Sape believed that events like the Pacific Games were an opportunity for women entrepreneurs to provide an international platform for their goods and services. When her country hosted the Games, she was involved in encouraging many women to set up stands to sell their goods at. She also encouraged women to take control of their own resources to form their own business, giving specific encouragement to women in rural areas.

Sape also founded a microfinance institution, Women's Microbank in 2014, the first bank of its kind in the South Pacific region, and the fourth in the world. NCD Governor Powes Parkop commended her for her efforts in creating the microbank. She also served as the President of the PNG Women in Business Foundation (PNGWiB), an organization founded in 2006. In 2014, she attended the Women in Business Conference.

== Politics and activism ==
Sape was well known in her country for her activism related to women's empowerment. Sape was an unsuccessful candidate in four national elections, including the election of July 2017 where she ran for the North-West seat in the Port Moresby general elections. She had previously run for the same seat in 2002, coming in fifth in a 32 deep field. In 2006, she ran for governor of Port Moseby, coming in second. She ran for the same seat in the 2012 elections, finishing third. In 2012, she participated in the PNG Practice Parliament for Women. This was part of her efforts to prepare women to run for Parliament as the country has few women who run, and even fewer who win seats. The Practice Parliament was covered on national radio.

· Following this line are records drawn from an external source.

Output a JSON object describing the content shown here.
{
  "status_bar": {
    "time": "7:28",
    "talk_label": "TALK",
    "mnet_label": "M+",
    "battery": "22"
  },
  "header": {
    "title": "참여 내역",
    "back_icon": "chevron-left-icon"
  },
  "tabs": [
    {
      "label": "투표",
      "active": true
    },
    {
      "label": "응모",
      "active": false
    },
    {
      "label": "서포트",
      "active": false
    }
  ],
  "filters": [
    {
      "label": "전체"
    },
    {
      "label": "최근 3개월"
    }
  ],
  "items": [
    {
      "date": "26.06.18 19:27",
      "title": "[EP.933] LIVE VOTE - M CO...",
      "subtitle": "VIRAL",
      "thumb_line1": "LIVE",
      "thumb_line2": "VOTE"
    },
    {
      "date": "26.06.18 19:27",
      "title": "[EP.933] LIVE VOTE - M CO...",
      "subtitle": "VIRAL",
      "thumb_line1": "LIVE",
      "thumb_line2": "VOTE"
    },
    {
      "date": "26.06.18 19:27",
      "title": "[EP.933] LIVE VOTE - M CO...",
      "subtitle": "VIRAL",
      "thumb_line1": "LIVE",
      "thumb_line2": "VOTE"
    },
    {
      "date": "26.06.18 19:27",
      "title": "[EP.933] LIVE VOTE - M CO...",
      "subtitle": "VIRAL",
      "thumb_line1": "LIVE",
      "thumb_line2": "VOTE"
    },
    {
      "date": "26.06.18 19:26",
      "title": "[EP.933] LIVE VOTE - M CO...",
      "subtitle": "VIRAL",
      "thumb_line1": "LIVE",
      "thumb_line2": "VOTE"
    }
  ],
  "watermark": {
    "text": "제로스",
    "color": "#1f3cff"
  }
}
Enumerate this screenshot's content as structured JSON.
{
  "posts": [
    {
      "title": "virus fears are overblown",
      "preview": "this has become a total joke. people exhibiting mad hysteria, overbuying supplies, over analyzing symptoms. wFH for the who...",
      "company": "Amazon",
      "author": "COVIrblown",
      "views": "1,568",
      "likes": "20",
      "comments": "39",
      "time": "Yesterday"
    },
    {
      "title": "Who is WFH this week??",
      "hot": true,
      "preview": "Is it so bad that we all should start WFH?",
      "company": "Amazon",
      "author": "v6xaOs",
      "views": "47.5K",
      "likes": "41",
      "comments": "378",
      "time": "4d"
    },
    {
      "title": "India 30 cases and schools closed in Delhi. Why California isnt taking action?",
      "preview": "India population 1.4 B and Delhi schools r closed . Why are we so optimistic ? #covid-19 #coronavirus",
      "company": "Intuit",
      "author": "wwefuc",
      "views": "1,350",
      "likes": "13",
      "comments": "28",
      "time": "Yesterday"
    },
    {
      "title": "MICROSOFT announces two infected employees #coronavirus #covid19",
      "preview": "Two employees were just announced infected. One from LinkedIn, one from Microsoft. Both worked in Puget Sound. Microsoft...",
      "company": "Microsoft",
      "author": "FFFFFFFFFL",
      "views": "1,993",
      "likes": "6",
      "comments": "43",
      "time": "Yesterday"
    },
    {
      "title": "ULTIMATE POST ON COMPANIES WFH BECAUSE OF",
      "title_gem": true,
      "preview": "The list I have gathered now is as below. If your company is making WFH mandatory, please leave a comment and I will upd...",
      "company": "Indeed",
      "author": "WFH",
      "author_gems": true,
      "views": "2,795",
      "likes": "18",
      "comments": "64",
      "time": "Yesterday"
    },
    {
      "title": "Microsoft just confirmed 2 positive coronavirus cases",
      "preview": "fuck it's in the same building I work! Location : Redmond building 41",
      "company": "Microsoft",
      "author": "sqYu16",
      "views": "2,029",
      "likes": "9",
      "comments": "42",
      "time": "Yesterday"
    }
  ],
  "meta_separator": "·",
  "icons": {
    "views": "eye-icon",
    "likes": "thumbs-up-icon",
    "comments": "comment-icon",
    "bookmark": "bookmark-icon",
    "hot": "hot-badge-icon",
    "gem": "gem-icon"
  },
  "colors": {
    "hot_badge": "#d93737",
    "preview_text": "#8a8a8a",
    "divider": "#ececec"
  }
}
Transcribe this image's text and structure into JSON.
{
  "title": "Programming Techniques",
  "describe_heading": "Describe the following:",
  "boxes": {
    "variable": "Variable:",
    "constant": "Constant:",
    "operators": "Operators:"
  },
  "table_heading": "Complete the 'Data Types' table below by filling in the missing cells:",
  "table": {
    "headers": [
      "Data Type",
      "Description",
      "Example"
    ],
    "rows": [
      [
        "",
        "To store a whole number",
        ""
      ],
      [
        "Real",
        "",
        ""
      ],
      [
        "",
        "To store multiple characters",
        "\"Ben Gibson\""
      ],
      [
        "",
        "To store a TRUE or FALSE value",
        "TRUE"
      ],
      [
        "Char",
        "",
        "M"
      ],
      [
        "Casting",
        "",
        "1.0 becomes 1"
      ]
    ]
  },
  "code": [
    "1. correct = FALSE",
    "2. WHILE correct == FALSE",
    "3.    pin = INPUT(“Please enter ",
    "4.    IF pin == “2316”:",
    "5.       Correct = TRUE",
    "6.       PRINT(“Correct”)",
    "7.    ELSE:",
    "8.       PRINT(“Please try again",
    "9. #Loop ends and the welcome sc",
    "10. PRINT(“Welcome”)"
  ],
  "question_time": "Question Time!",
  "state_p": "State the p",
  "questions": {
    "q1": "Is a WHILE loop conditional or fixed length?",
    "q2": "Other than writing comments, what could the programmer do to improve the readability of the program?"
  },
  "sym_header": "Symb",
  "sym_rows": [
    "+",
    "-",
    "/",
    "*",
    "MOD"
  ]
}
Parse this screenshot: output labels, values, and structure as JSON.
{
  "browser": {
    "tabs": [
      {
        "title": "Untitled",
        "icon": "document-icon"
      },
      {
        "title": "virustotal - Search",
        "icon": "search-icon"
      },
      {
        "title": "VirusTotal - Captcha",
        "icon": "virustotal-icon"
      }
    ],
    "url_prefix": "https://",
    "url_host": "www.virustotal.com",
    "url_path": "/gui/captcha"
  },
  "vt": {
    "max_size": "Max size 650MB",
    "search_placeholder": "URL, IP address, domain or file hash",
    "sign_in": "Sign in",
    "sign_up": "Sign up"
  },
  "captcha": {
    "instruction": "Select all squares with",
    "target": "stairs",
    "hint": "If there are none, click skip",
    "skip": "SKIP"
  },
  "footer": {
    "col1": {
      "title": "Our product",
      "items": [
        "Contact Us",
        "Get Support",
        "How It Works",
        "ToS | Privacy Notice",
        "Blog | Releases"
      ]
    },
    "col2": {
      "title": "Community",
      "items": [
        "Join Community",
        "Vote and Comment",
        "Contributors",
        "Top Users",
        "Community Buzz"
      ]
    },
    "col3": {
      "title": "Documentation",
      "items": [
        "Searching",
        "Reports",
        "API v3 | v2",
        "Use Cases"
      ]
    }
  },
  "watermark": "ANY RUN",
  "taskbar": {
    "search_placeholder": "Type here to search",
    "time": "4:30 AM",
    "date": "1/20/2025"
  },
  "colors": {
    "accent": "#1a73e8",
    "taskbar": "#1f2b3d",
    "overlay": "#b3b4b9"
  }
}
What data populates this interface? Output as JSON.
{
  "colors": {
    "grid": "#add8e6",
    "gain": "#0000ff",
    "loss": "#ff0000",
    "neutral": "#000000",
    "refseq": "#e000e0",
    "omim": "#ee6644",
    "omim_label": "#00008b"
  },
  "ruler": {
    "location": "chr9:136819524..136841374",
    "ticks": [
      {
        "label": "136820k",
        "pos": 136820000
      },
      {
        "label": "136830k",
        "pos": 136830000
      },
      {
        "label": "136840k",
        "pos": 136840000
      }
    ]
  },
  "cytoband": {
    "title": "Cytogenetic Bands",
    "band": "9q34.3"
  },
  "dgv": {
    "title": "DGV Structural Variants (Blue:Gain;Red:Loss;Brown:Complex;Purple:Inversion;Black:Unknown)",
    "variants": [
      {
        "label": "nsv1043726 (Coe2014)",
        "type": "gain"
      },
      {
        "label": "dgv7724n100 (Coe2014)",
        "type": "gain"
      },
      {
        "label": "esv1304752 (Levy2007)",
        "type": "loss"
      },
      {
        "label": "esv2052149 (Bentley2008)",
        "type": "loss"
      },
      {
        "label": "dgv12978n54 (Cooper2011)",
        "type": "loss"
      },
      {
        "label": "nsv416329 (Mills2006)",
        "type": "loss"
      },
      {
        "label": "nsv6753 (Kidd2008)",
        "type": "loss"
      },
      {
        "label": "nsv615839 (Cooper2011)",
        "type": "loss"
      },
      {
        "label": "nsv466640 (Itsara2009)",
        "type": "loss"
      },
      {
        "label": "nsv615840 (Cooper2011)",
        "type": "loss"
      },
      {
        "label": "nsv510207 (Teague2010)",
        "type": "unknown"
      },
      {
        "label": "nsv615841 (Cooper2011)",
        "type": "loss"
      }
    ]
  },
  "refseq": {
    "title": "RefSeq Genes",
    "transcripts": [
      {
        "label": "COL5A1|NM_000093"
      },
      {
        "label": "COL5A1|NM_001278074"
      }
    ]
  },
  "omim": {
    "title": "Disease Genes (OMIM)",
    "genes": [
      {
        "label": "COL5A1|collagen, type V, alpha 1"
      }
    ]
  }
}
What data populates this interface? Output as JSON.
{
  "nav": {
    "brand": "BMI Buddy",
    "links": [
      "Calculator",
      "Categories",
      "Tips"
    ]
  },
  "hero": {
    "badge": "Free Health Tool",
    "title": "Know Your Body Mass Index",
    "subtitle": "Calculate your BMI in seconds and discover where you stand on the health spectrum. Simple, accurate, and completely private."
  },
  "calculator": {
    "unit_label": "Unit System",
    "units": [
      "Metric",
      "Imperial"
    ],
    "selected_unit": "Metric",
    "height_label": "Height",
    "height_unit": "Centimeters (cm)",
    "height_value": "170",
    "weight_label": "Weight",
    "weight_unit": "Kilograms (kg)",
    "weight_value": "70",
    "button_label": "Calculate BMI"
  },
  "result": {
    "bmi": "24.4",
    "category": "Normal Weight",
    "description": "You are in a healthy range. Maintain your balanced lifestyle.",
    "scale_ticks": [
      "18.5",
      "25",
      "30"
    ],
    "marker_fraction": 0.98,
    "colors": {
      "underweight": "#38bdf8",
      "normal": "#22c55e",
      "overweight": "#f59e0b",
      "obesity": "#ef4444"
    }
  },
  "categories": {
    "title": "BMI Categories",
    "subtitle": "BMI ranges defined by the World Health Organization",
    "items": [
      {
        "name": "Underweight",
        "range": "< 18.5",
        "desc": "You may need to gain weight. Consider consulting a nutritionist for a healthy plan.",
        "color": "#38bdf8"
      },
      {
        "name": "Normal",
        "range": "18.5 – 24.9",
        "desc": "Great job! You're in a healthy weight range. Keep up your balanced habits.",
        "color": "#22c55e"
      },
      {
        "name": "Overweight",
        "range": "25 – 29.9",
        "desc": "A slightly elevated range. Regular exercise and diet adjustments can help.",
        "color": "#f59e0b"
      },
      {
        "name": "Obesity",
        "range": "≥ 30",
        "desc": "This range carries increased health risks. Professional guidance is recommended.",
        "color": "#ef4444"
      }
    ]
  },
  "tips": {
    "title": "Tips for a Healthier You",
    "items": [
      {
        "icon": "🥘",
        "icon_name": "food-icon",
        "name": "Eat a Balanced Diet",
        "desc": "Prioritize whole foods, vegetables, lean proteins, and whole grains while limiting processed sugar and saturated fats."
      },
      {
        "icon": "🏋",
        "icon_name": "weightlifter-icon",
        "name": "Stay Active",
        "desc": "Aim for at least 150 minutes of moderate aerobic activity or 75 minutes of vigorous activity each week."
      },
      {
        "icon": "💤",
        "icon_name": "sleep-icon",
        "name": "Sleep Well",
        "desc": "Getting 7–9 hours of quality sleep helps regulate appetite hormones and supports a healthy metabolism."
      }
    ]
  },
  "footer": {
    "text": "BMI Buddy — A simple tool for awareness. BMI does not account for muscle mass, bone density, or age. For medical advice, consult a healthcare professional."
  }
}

Serving on the National Capital District Commission Board, she represented the interests of women and girls. In 2014, she served as the NCDC's commissioner.

== Background ==
Sape was born and raised in Wabag, the capital of Enga Province and initially trained as a teacher before moving into business advising for women. The switch in career trajectory came after a personal realization that she had talent in business. She had six children. As of 2012, she had two grandchildren. Sape died on 28 July 2017 from leukemia.

== Awards ==
In 2015, Sape was named by APEC as the first winner of Papua New Guinea's Iconic Women Award. In the same year, she was named Westpac's Outstanding Woman of the Year.